Wednesday 6 January 2010

New year plans

So the holidays are over and we are all back to work – well almost. Unfortunately, the bad weather has caused some disruption, as a number of staff can’t get into work. Although that hasn’t affected IT staff, we are having to a do few things to help others out. Bet we don’t get any help from them when we need it later in the year!

I like to plan out what work we have to do – preferably at least a few months in advance. As such, I have a list of jobs and priorities against them and this gets updated throughout the year. At the moment, there are a large number of items for the next 3 months and quite a few for the second half of the year.

We are planning to go on a couple of specific training courses, there are some hardware and software upgrades, a couple of events that I feel would be appropriate for myself or my staff to attend and there are a number of jobs that need to be done as part of rolling maintenance programmes. We also have several projects under way and the various steps need to be arranged in the correct sequence and fitted in amongst the other work – plus of course we have the occasional problem that needs to be supported.
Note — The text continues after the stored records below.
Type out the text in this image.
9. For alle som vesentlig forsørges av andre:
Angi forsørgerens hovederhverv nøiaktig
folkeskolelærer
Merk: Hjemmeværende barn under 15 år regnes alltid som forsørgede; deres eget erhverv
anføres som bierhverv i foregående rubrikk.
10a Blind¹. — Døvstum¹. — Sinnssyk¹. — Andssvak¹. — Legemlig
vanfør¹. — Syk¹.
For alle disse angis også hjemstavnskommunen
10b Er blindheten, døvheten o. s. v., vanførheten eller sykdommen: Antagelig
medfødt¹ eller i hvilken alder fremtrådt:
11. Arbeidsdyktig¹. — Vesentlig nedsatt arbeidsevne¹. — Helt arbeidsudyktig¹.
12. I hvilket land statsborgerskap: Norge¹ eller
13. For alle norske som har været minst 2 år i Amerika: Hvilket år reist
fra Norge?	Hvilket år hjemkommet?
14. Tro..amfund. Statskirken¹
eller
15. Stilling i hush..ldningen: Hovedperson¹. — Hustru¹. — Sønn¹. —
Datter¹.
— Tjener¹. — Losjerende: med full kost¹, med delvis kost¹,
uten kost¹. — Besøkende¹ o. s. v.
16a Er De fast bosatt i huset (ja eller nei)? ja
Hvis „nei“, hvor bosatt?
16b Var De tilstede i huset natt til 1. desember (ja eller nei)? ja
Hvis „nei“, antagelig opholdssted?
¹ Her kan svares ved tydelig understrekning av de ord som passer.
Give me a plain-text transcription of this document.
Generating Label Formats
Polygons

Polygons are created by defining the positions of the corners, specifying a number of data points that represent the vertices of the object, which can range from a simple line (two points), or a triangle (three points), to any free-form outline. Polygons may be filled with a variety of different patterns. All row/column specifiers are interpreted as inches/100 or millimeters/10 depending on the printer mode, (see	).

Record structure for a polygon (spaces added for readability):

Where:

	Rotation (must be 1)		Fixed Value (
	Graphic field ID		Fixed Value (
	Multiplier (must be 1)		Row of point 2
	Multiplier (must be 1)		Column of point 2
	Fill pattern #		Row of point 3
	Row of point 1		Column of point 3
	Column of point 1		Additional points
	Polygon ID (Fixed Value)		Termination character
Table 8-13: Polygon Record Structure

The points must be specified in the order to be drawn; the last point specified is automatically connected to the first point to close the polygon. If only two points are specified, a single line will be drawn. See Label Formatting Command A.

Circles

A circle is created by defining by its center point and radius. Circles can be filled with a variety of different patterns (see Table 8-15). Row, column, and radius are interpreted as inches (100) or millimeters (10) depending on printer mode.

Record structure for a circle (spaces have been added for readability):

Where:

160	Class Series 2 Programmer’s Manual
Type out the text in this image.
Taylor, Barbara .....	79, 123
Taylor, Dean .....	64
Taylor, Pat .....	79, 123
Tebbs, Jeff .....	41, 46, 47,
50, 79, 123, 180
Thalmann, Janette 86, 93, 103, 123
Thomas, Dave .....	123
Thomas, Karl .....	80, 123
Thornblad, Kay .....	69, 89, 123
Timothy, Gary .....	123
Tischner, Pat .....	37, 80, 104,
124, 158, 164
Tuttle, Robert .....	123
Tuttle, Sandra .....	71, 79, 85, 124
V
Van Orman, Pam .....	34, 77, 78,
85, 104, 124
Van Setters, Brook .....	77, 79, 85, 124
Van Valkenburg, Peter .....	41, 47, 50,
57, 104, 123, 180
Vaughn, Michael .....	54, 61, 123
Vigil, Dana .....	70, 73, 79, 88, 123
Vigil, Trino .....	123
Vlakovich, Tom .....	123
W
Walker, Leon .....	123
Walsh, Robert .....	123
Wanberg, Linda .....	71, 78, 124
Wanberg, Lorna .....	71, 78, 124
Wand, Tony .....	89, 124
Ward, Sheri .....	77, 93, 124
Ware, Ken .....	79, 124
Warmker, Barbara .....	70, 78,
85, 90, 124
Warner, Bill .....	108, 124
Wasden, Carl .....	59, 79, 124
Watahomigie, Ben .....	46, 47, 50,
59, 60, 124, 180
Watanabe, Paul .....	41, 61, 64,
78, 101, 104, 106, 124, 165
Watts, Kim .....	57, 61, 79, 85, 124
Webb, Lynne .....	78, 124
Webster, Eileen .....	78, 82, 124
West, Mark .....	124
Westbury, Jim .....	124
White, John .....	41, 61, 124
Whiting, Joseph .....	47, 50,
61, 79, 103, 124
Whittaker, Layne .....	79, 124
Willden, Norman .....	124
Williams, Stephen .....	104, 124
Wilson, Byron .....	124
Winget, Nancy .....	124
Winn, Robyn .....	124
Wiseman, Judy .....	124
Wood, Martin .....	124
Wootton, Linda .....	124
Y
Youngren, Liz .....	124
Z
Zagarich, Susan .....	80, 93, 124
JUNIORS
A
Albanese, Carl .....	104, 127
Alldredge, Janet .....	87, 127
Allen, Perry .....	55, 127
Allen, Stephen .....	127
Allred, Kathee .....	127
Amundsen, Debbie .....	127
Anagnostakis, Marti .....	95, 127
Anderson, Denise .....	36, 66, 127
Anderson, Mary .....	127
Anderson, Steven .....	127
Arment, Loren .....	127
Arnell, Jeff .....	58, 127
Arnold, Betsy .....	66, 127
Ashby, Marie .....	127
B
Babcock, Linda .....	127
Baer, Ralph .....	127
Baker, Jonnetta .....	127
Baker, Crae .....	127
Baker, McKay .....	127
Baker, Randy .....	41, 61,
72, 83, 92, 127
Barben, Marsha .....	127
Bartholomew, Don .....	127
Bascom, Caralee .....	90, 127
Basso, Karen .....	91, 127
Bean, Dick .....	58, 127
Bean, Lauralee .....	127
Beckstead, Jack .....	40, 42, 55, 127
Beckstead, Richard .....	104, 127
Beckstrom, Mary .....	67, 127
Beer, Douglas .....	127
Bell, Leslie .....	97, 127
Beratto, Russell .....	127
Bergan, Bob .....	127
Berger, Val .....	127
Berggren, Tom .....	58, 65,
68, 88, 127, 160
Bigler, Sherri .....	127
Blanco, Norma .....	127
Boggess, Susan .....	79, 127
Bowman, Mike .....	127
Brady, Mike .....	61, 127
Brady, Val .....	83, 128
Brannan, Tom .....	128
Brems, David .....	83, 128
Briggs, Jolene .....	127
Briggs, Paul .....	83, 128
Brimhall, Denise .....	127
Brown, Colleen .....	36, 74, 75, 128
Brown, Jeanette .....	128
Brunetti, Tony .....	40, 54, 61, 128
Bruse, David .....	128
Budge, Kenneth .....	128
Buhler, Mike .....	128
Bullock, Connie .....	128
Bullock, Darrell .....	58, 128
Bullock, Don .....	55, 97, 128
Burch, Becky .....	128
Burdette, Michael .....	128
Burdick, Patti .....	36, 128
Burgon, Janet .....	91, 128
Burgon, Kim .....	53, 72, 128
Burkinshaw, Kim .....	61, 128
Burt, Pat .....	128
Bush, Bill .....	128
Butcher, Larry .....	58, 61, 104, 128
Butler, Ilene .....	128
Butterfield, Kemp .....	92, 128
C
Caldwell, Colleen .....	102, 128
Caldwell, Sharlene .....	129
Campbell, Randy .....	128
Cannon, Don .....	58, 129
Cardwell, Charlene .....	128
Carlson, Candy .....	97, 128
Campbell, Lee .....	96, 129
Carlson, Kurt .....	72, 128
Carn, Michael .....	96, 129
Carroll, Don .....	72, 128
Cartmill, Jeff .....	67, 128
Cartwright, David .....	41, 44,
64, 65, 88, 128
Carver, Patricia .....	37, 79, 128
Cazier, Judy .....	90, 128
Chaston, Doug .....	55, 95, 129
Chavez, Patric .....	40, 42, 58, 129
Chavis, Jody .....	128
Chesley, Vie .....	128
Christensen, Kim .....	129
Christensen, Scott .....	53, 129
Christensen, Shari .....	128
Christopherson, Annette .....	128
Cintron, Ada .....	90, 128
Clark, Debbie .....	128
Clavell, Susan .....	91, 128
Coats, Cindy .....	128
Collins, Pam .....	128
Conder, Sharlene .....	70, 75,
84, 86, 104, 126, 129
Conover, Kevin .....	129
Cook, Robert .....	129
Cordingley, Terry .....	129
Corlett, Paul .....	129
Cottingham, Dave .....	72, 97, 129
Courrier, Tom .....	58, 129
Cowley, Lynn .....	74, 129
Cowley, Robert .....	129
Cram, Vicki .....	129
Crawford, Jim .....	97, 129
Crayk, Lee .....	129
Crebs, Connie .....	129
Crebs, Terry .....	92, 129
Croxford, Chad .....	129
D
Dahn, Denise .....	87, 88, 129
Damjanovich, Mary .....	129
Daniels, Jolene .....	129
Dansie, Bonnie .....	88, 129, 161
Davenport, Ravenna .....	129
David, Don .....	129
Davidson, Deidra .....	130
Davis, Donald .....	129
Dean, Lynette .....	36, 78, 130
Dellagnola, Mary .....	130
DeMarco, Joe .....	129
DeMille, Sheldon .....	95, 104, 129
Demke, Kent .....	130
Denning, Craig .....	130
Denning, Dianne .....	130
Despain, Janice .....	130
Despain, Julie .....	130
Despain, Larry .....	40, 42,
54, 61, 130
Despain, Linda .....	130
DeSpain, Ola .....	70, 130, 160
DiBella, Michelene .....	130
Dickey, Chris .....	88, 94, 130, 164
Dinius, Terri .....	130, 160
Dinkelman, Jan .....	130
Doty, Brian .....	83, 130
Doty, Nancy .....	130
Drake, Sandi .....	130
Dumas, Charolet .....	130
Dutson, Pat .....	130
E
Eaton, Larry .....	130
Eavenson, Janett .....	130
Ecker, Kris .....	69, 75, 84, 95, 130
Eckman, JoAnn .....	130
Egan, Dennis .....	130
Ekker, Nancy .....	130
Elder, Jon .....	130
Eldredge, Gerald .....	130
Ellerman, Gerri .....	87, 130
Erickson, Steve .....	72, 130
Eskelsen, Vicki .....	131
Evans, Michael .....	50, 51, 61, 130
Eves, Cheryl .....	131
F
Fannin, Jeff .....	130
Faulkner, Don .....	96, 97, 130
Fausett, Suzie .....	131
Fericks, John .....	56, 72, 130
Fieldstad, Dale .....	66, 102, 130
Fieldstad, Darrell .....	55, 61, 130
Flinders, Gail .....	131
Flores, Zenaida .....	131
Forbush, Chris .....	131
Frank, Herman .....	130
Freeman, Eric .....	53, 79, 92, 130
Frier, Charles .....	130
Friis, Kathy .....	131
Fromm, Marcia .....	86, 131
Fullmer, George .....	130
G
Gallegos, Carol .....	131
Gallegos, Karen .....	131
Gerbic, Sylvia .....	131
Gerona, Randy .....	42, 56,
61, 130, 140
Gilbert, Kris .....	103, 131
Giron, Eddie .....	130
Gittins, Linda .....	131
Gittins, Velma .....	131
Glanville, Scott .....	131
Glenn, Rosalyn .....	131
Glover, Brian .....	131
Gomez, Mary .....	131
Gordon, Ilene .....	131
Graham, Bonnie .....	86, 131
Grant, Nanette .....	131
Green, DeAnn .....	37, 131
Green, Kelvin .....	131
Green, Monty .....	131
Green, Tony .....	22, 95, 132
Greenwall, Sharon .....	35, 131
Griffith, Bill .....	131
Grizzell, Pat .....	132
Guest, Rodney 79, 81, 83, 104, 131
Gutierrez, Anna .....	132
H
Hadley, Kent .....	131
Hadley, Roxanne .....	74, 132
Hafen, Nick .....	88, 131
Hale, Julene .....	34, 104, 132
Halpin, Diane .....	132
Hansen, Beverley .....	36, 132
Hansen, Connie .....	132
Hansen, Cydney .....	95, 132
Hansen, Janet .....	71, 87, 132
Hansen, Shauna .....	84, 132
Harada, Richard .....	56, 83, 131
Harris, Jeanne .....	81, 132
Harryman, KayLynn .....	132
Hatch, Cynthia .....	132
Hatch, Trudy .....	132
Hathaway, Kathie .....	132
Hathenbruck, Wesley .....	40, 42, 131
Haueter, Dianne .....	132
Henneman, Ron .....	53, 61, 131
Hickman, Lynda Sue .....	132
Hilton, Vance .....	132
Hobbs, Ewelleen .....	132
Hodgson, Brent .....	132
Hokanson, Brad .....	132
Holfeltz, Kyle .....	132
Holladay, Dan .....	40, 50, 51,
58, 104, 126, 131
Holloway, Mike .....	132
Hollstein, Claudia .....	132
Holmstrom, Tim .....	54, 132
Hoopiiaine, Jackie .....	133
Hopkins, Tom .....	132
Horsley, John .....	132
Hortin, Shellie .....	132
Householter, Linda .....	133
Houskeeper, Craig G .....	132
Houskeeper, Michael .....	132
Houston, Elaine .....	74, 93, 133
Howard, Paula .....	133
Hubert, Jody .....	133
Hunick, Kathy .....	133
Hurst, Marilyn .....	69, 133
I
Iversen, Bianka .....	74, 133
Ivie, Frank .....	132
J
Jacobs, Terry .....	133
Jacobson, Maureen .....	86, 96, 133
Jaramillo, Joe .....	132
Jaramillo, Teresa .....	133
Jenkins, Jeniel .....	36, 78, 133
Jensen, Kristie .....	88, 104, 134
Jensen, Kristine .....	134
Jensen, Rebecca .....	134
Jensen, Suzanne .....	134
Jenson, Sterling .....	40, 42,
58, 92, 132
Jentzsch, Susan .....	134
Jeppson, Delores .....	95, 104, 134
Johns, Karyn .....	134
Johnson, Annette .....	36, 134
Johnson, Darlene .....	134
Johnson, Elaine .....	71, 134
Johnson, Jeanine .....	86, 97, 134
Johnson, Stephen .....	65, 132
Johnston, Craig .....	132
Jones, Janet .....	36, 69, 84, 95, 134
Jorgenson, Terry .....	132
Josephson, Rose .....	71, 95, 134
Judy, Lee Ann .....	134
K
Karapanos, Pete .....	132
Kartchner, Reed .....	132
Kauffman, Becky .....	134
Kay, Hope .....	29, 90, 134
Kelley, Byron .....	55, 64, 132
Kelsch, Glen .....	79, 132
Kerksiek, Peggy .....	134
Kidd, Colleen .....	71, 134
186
Unfortunately, there are several jobs that we cannot yet schedule – we are waiting for information from other people. One of our sites is proving to be a bit too small to handle the work load, so the company are looking at alternative locations. However, the senior managers can’t decide which of the newer sites would be most appropriate, so we can’t yet arrange for any work to be done that is required. Of course we know full well that when they do finally decide, they will expect all of the work to be complete within a few days!

In fact that move is going to be a much bigger task than they anticipate – once the decision is made they will then argue over the layout of the place and almost certainly, will change what they want on a daily basis. We will be cabling up the site for a network ourselves – it saves the company quite a bit of money although it does take up a bit of time. I’ve designed a particular method of network architecture that really works for us, and provides a great deal more flexibility and scalability than the way that these installatins normally get done. Most of the people doing cabling appear to be electrical installers, and they think CAT 5e can be treated like standard 2 core and earth and they seem to have a real problem if you ask for work to be done in a particular way.

On top of that, we have get the telephone lines moved, get an ADSL connection and move all the IT equipment ourselves – the last time we had a move, we also ended moving all the desks and cabinets as well. The staff seemed to think that they could just close down the PCs, put on their coats, pick up their handbags and walk to the new site to find the desks all set up, the PC installed and turned on for them! They were rather upset to find that they were expected to do some of the work themselves!

So January is looking to be quite a busy month, what with one thing and another. Happy new year!